RULES and type classes
Donald Bruce Stewart
dons at cse.unsw.edu.au
Thu Mar 29 05:53:04 EDT 2007
haskell:
> Is there any way to use RULES substitutions with type classes?
>
> I'm writing a reactive programming arrow (same idea as Yampa, different
> design goals), and it would help performance (and not just in the speed
> sense) to be able to tell when a value derived with arr hasn't changed.

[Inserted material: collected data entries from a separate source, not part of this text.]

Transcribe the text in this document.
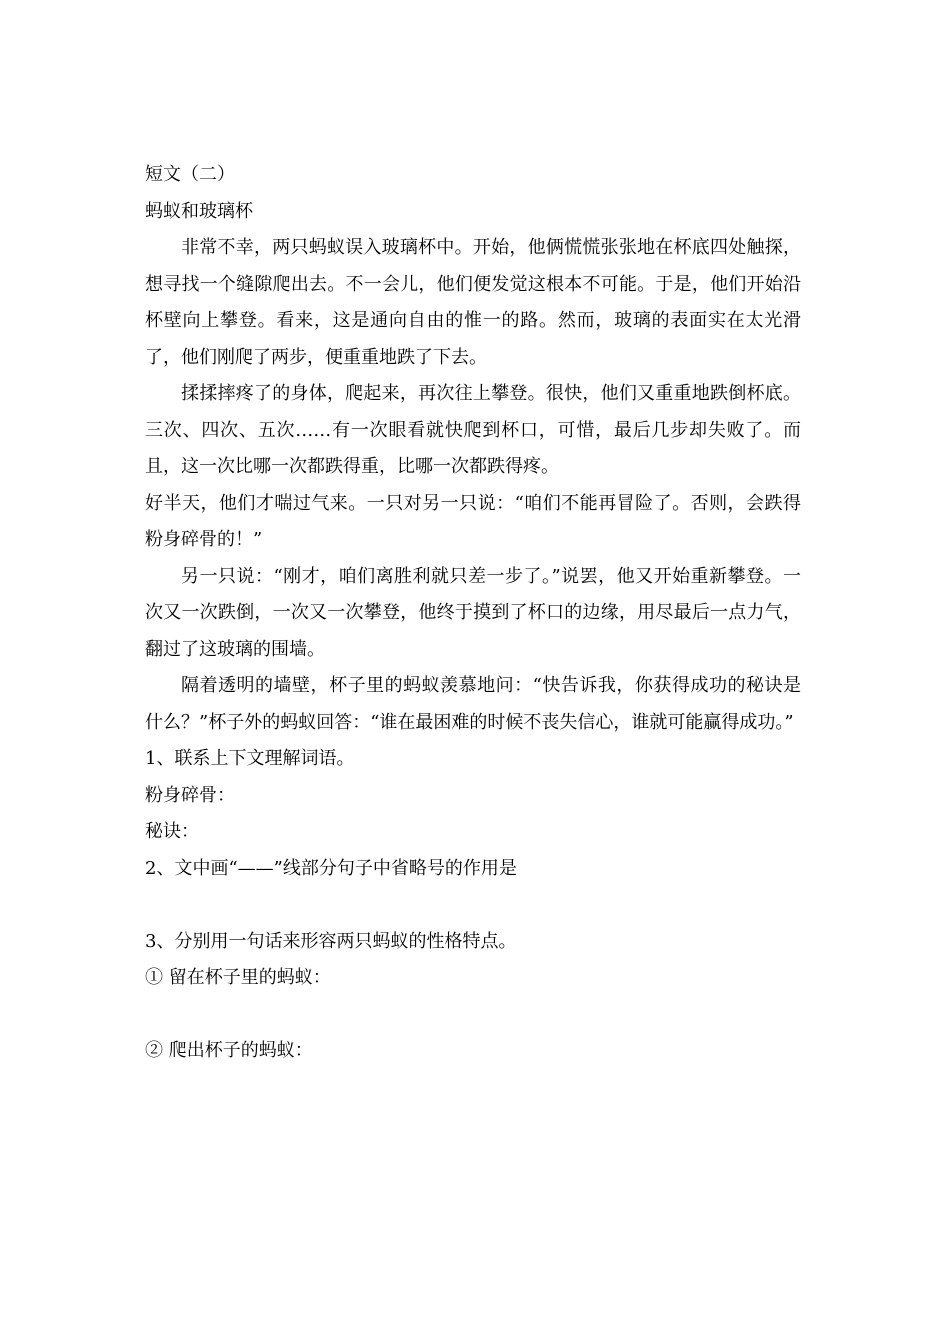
短文（二）
蚂蚁和玻璃杯

非常不幸，两只蚂蚁误入玻璃杯中。开始，他俩慌慌张张地在杯底四处触探，想寻找一个缝隙爬出去。不一会儿，他们便发觉这根本不可能。于是，他们开始沿杯壁向上攀登。看来，这是通向自由的惟一的路。然而，玻璃的表面实在太光滑了，他们刚爬了两步，便重重地跌了下去。

揉揉摔疼了的身体，爬起来，再次往上攀登。很快，他们又重重地跌倒杯底。三次、四次、五次……有一次眼看就快爬到杯口，可惜，最后几步却失败了。而且，这一次比哪一次都跌得重，比哪一次都跌得疼。

好半天，他们才喘过气来。一只对另一只说：“咱们不能再冒险了。否则，会跌得粉身碎骨的！”

另一只说：“刚才，咱们离胜利就只差一步了。”说罢，他又开始重新攀登。一次又一次跌倒，一次又一次攀登，他终于摸到了杯口的边缘，用尽最后一点力气，翻过了这玻璃的围墙。

隔着透明的墙壁，杯子里的蚂蚁羡慕地问：“快告诉我，你获得成功的秘诀是什么？”杯子外的蚂蚁回答：“谁在最困难的时候不丧失信心，谁就可能赢得成功。”

1、联系上下文理解词语。
粉身碎骨：
秘诀：
2、文中画“——”线部分句子中省略号的作用是
3、分别用一句话来形容两只蚂蚁的性格特点。
① 留在杯子里的蚂蚁：
② 爬出杯子的蚂蚁：
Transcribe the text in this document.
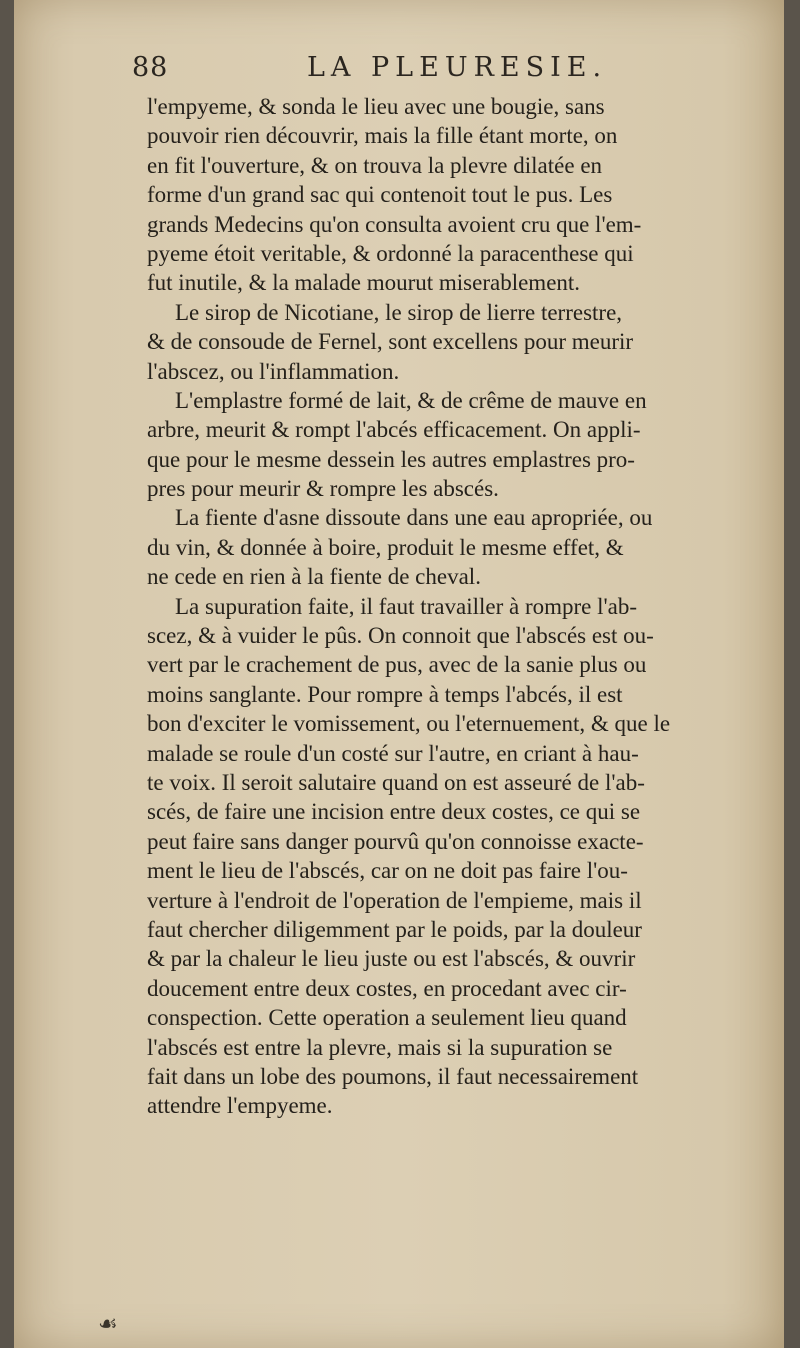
88	LA PLEURESIE.
l'empyeme, & sonda le lieu avec une bougie, sans
pouvoir rien découvrir, mais la fille étant morte, on
en fit l'ouverture, & on trouva la plevre dilatée en
forme d'un grand sac qui contenoit tout le pus. Les
grands Medecins qu'on consulta avoient cru que l'em-
pyeme étoit veritable, & ordonné la paracenthese qui
fut inutile, & la malade mourut miserablement.
Le sirop de Nicotiane, le sirop de lierre terrestre,
& de consoude de Fernel, sont excellens pour meurir
l'abscez, ou l'inflammation.
L'emplastre formé de lait, & de crême de mauve en
arbre, meurit & rompt l'abcés efficacement. On appli-
que pour le mesme dessein les autres emplastres pro-
pres pour meurir & rompre les abscés.
La fiente d'asne dissoute dans une eau apropriée, ou
du vin, & donnée à boire, produit le mesme effet, &
ne cede en rien à la fiente de cheval.
La supuration faite, il faut travailler à rompre l'ab-
scez, & à vuider le pûs. On connoit que l'abscés est ou-
vert par le crachement de pus, avec de la sanie plus ou
moins sanglante. Pour rompre à temps l'abcés, il est
bon d'exciter le vomissement, ou l'eternuement, & que le
malade se roule d'un costé sur l'autre, en criant à hau-
te voix. Il seroit salutaire quand on est asseuré de l'ab-
scés, de faire une incision entre deux costes, ce qui se
peut faire sans danger pourvû qu'on connoisse exacte-
ment le lieu de l'abscés, car on ne doit pas faire l'ou-
verture à l'endroit de l'operation de l'empieme, mais il
faut chercher diligemment par le poids, par la douleur
& par la chaleur le lieu juste ou est l'abscés, & ouvrir
doucement entre deux costes, en procedant avec cir-
conspection. Cette operation a seulement lieu quand
l'abscés est entre la plevre, mais si la supuration se
fait dans un lobe des poumons, il faut necessairement
attendre l'empyeme.
☙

> So I'd like to be able to specialize arr to functions whose result is an
> instance of Eq.
>
> I tried
> {-# RULES "reactiveArr/Eq" reactiveArr = reactiveArrEq #-}
> but got the message
>
> Control/Arrow/Reactive/Reactive.hs:89:41:
> No instance for (Eq b)
> arising from instantiating a type signature
> at Control/Arrow/Reactive/Reactive.hs:89:41-89
> Possible fix: add (Eq b) to the tcRule
> When checking the transformation rule "reactiveArr/Eq"
>
> I tried adding various sorts of type signatures, but I couldn't find any
> way around this... is it a restriction in the RULES rewrite engine? Is
> there a workaround, or some mechanism other than RULES that I should be
> using? I could write a special "arrEq" function, but I'd like to
> minimize the number of extraneous operations outside the Arrow class.
>
> Thanks,
> Mike Hamburg
>
In particular, it would be nice to be able to specialise based on the
instances, as we do for [a] --> [Int], e.g.
RULES sum = sumInt :: [Int] -> Int
is fine in the current system. So I could imagine some nice
specialisations based on say, the good old Ord:
RULES nub = nubOrd :: (Eq a, Ord a) => [a] -> [a]
which might use a Map, say.
I don't know how costly this instance matching would be.